NEW RELEASES TO TRY NOW

It’s too early to sample most 2020 vintages, but whether you plan to buy your wine online or directly from a winery, here are some of Wine Enthusiast’s top choices for 2020 affordable new releases from California:

Brady Vineyard Paso Robles Zinfandel 2018, $24. Rich red fruit and contrasting stone, savory spice, and ample acidity and tannins.

Birichino Besson Vineyard Central Coast Old Vine Grenache 2018, $25. Dark, ripe berries and spices with fresh acidity and minerality.

San Simeon Monterey Estate Reserve Pinot Noir 2019, $25. Aromas of Bing cherry, cloves, and other baking spices, and a smooth, silky mouthfeel. 

Four Vines Naked Central Coast Chardonnay 2018, $11. Vibrant with flavors of crisp Asian pear and mint on the nose, and a palate rich with melon, lemon, and guava.
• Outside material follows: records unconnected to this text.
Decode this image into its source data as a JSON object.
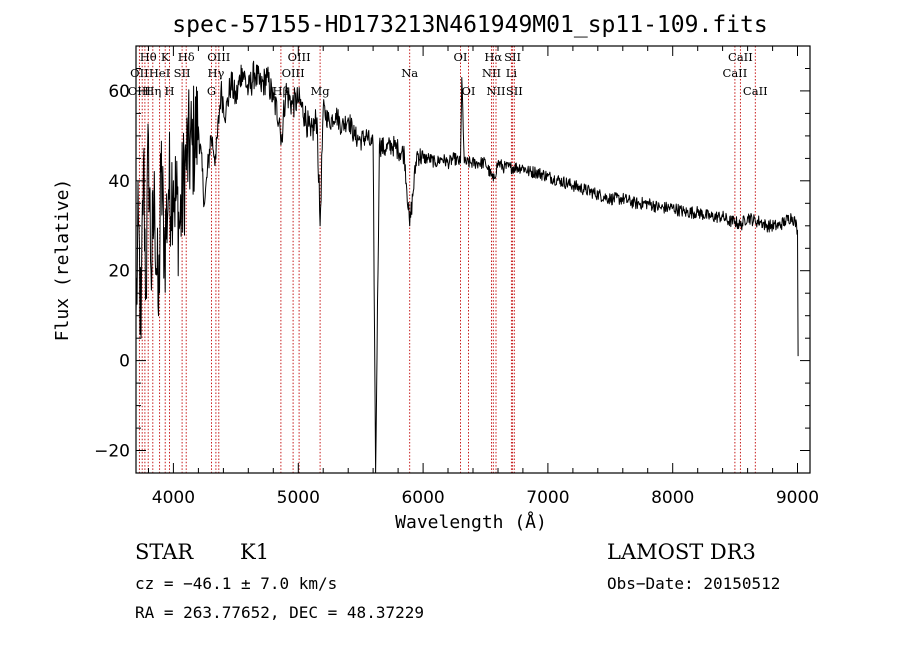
{
  "chart_data": {
    "type": "line",
    "title": "spec-57155-HD173213N461949M01_sp11-109.fits",
    "xlabel": "Wavelength (Å)",
    "ylabel": "Flux (relative)",
    "xlim": [
      3700,
      9100
    ],
    "ylim": [
      -25,
      70
    ],
    "x_ticks": [
      4000,
      5000,
      6000,
      7000,
      8000,
      9000
    ],
    "y_ticks": [
      -20,
      0,
      20,
      40,
      60
    ],
    "series": [
      {
        "name": "spectrum",
        "x": [
          3700,
          3720,
          3740,
          3760,
          3780,
          3800,
          3820,
          3850,
          3880,
          3900,
          3930,
          3960,
          4000,
          4050,
          4100,
          4150,
          4200,
          4250,
          4300,
          4340,
          4380,
          4420,
          4460,
          4500,
          4550,
          4600,
          4650,
          4700,
          4750,
          4800,
          4850,
          4861,
          4900,
          4950,
          5000,
          5050,
          5100,
          5150,
          5175,
          5200,
          5250,
          5300,
          5350,
          5400,
          5450,
          5500,
          5550,
          5580,
          5600,
          5620,
          5650,
          5700,
          5750,
          5800,
          5850,
          5893,
          5950,
          6000,
          6050,
          6100,
          6150,
          6200,
          6250,
          6300,
          6310,
          6330,
          6380,
          6450,
          6500,
          6563,
          6600,
          6650,
          6700,
          6750,
          6800,
          6850,
          6900,
          7000,
          7100,
          7200,
          7300,
          7400,
          7500,
          7600,
          7700,
          7800,
          7900,
          8000,
          8100,
          8200,
          8300,
          8400,
          8450,
          8500,
          8542,
          8600,
          8662,
          8700,
          8750,
          8800,
          8850,
          8900,
          8950,
          8980,
          9000,
          9005
        ],
        "y": [
          10,
          30,
          5,
          45,
          15,
          50,
          20,
          35,
          10,
          42,
          25,
          38,
          40,
          30,
          45,
          48,
          52,
          35,
          50,
          45,
          60,
          55,
          62,
          58,
          65,
          60,
          64,
          61,
          63,
          58,
          54,
          48,
          60,
          57,
          58,
          55,
          50,
          54,
          30,
          56,
          53,
          55,
          52,
          54,
          50,
          49,
          50,
          48,
          48,
          -25,
          48,
          47,
          48,
          47,
          46,
          30,
          46,
          45,
          45,
          44,
          45,
          44,
          45,
          44,
          63,
          44,
          44,
          44,
          44,
          40,
          44,
          43,
          43,
          43,
          43,
          42,
          42,
          41,
          40,
          39,
          38,
          37,
          36,
          36,
          35,
          35,
          34,
          34,
          33,
          33,
          32,
          32,
          31,
          31,
          30,
          32,
          31,
          31,
          30,
          30,
          30,
          31,
          32,
          31,
          29,
          1
        ]
      }
    ],
    "spectral_lines": [
      {
        "label": "Hθ",
        "wl": 3798,
        "row": 1
      },
      {
        "label": "OII",
        "wl": 3727,
        "row": 2
      },
      {
        "label": "OIII",
        "wl": 3727,
        "row": 3
      },
      {
        "label": "K",
        "wl": 3934,
        "row": 1
      },
      {
        "label": "HeI",
        "wl": 3889,
        "row": 2
      },
      {
        "label": "Hη",
        "wl": 3835,
        "row": 3
      },
      {
        "label": "SII",
        "wl": 4069,
        "row": 2
      },
      {
        "label": "H",
        "wl": 3968,
        "row": 3
      },
      {
        "label": "Hδ",
        "wl": 4102,
        "row": 1
      },
      {
        "label": "OIII",
        "wl": 4363,
        "row": 1
      },
      {
        "label": "Hγ",
        "wl": 4340,
        "row": 2
      },
      {
        "label": "G",
        "wl": 4305,
        "row": 3
      },
      {
        "label": "OIII",
        "wl": 5007,
        "row": 1
      },
      {
        "label": "OIII",
        "wl": 4959,
        "row": 2
      },
      {
        "label": "Hβ",
        "wl": 4861,
        "row": 3
      },
      {
        "label": "Mg",
        "wl": 5175,
        "row": 3
      },
      {
        "label": "Na",
        "wl": 5893,
        "row": 2
      },
      {
        "label": "OI",
        "wl": 6300,
        "row": 1
      },
      {
        "label": "OI",
        "wl": 6364,
        "row": 3
      },
      {
        "label": "Hα",
        "wl": 6563,
        "row": 1
      },
      {
        "label": "NII",
        "wl": 6548,
        "row": 2
      },
      {
        "label": "NII",
        "wl": 6584,
        "row": 3
      },
      {
        "label": "SII",
        "wl": 6717,
        "row": 1
      },
      {
        "label": "Li",
        "wl": 6708,
        "row": 2
      },
      {
        "label": "SII",
        "wl": 6731,
        "row": 3
      },
      {
        "label": "CaII",
        "wl": 8542,
        "row": 1
      },
      {
        "label": "CaII",
        "wl": 8498,
        "row": 2
      },
      {
        "label": "CaII",
        "wl": 8662,
        "row": 3
      }
    ],
    "line_markers_wl": [
      3727,
      3750,
      3771,
      3798,
      3835,
      3889,
      3934,
      3968,
      4069,
      4102,
      4305,
      4340,
      4363,
      4861,
      4959,
      5007,
      5175,
      5893,
      6300,
      6364,
      6548,
      6563,
      6584,
      6708,
      6717,
      6731,
      8498,
      8542,
      8662
    ]
  },
  "info": {
    "class_label": "STAR",
    "subclass": "K1",
    "survey": "LAMOST DR3",
    "cz_text": "cz = −46.1 ± 7.0 km/s",
    "obs_date": "Obs−Date: 20150512",
    "coords": "RA = 263.77652, DEC =  48.37229"
  }
}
Husch Anderson Valley Dry Gewurztraminer 2018, $15. Dry and flavorful with bright grapefruit and pear flavors; full bodied with a lingering finish.

Girasole Mendocino County Pinot Blanc 2019, $14. Ripe, luscious melon flavors balanced by a smooth, buttery feel with citrus accents.

Kendall-Jackson Santa Rosa Vintner’s Reserve Sauvignon Blanc 2019, $15. Bright, ripe fruit flavors and zesty acidity in a full-bodied white.

Of course there are many more new wines to try and more on their way. If you’d like expert help selecting them, look to California Wine Merchant (2113 Chestnut Street, 415-567-0646, californiawinemerchant.com) or The Jug Shop (1590 Pacific Avenue, 415-885-2922, thejugshop.com) And when the 2020 varietals roll out, you may just want to put one away to bring out in remembrance of a year that none of us will ever forget.